Oslo was once considered a bit staid, but it’s now throwing off that reputation and putting some serious energy – and money – into incredible design, architecture, boutiques and cuisine.
Trendy neighbourhoods have emerged that are well worth visiting. Check out Tjuvholmen, where the Astrup Fearnley Museum of Modern Art (a destination in and of itself) has opened. The same area is also bursting with art galleries, restaurants like Fru K, and a stunning hotel; The Thief. Vulkan, on the Akerselva River, is another hot place to check out, with plenty of nightlife venues and a food hall, Mathallen Oslo.
Design is an important part of life in Oslo, and poking around shops for local goods is a fantastic way to spend an afternoon. Even venerable department stores like GlasMagasinet sell a plethora of Scandinavian-made clothes, accessories and crafts. Wandering Kvadraturen, the old town, is a good way to get a peek into some lovely old buildings, complete with cosy lounges and fun design shops.

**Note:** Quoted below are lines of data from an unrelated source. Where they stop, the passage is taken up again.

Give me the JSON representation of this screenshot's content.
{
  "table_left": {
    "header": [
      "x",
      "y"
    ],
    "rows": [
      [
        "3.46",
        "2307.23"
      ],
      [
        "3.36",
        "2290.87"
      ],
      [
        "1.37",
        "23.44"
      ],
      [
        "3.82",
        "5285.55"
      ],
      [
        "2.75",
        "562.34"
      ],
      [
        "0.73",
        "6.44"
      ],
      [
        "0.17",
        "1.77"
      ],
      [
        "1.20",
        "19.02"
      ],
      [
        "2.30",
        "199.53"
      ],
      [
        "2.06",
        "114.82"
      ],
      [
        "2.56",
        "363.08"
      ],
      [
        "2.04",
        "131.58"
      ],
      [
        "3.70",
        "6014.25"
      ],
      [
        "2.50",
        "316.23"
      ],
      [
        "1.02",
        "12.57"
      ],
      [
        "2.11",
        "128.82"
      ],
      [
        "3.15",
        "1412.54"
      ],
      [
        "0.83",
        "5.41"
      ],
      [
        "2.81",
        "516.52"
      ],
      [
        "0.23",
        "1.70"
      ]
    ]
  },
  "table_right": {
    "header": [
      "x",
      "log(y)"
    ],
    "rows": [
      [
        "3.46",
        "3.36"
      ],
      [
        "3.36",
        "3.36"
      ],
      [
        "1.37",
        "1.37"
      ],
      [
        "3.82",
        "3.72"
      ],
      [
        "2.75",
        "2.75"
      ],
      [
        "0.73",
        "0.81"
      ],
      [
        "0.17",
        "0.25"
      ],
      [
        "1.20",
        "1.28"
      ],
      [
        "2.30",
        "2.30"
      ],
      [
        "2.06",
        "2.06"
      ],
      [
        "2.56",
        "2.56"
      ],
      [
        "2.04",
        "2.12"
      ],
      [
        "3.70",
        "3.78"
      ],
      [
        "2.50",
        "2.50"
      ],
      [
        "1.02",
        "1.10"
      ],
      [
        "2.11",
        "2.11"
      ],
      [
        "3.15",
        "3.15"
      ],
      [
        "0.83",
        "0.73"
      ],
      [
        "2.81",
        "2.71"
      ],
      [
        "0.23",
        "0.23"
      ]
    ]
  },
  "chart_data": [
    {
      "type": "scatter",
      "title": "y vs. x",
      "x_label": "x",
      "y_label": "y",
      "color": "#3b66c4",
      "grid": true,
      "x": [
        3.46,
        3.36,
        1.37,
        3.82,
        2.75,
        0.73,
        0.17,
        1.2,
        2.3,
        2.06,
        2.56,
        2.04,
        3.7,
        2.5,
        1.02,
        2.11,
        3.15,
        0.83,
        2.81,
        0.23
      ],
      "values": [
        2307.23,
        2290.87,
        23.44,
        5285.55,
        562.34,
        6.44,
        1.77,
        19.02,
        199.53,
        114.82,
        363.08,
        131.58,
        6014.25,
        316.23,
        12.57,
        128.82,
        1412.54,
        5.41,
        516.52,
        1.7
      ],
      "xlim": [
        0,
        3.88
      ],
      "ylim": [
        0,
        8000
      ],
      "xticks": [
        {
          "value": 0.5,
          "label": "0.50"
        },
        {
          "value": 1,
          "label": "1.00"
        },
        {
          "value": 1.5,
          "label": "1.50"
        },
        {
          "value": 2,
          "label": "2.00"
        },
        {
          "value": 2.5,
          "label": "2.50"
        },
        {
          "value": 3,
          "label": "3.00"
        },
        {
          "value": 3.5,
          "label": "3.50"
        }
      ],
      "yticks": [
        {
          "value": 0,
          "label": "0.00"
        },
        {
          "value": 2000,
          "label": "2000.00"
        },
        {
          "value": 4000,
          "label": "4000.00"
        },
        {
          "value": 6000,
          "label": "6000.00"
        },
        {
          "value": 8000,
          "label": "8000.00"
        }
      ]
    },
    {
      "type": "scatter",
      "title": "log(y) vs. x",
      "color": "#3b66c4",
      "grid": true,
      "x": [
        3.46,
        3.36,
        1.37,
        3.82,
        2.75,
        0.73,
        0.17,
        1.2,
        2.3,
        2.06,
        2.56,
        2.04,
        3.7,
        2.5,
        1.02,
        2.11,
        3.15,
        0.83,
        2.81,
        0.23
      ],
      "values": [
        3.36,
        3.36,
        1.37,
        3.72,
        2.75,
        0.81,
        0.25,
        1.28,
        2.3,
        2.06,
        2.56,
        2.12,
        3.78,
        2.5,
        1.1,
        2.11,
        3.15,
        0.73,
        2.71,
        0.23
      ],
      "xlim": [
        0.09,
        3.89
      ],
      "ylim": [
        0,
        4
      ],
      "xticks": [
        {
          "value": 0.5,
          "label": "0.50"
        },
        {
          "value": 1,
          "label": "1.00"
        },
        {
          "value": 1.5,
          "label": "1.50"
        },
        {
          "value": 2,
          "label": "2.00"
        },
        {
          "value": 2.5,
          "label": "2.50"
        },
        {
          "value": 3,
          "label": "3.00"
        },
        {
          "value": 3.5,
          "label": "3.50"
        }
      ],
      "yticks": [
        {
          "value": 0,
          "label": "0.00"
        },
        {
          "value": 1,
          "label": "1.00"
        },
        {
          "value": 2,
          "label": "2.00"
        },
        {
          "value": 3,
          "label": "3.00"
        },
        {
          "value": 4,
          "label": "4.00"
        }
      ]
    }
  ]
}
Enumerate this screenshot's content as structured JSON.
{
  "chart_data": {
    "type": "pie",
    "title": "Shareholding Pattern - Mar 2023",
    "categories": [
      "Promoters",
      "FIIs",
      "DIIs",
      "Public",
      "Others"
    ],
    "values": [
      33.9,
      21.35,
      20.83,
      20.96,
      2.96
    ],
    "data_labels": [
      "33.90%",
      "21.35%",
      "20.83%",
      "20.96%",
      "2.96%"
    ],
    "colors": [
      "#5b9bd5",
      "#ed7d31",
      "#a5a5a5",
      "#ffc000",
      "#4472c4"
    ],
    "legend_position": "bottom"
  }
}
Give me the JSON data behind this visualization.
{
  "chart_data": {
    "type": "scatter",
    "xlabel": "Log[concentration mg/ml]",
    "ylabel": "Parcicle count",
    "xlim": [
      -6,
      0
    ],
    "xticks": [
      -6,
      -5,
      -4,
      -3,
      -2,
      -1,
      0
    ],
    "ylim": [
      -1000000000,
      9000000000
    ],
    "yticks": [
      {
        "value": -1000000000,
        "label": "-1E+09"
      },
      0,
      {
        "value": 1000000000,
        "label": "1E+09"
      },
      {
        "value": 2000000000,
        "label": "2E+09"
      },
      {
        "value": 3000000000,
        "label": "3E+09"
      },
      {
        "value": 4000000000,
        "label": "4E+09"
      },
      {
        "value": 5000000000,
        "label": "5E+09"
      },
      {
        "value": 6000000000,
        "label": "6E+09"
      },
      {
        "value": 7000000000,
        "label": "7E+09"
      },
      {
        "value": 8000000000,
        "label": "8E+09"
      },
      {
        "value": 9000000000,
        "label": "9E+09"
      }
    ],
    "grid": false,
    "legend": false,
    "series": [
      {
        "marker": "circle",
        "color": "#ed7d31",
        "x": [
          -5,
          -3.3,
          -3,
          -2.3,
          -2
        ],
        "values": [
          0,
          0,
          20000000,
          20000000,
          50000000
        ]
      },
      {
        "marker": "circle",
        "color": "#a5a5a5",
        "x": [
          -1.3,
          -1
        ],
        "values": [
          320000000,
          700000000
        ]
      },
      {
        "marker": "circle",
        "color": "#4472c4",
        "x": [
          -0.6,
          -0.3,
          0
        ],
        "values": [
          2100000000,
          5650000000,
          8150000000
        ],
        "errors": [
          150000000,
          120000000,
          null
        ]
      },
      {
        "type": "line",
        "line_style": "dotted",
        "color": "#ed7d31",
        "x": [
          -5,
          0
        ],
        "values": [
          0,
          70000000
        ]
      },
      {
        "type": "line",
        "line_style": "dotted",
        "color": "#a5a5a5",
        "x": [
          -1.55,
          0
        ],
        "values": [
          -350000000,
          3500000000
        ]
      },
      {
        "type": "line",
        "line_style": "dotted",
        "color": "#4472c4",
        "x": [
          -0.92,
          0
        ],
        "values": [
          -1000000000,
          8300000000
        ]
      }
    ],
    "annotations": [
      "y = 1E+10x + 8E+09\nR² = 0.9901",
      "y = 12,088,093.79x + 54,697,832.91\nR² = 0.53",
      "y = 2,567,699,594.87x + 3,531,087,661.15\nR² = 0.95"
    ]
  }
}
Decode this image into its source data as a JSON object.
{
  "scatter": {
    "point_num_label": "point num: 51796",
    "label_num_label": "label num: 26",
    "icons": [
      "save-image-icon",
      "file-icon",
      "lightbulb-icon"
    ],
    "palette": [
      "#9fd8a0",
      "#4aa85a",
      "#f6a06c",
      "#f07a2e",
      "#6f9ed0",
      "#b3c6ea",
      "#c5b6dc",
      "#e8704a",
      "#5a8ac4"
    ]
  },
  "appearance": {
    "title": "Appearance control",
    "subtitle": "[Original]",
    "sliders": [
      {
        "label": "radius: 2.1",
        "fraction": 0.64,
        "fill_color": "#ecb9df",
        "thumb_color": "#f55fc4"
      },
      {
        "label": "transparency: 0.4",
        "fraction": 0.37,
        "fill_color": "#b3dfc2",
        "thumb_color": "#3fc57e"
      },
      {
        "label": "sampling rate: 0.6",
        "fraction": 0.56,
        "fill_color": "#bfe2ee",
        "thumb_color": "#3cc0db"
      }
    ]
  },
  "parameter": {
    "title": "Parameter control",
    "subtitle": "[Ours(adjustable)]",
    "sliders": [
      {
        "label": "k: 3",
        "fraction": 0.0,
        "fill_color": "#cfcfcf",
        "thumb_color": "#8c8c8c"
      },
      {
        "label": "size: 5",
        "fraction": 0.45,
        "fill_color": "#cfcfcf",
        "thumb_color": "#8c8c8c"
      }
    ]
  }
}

Oslo has an impressive art scene too, and the Munch Museum (home of Edvard Munch’s iconic painting The Scream) is a must-visit.
Oslo can be an expensive city, but it offers good value – restaurants and cafes may charge a lot, but the standards are high and the emphasis on beautiful design makes every meal, or even just a quick coffee, feel like an experience. It’s a city that exemplifies Scandinavian cool.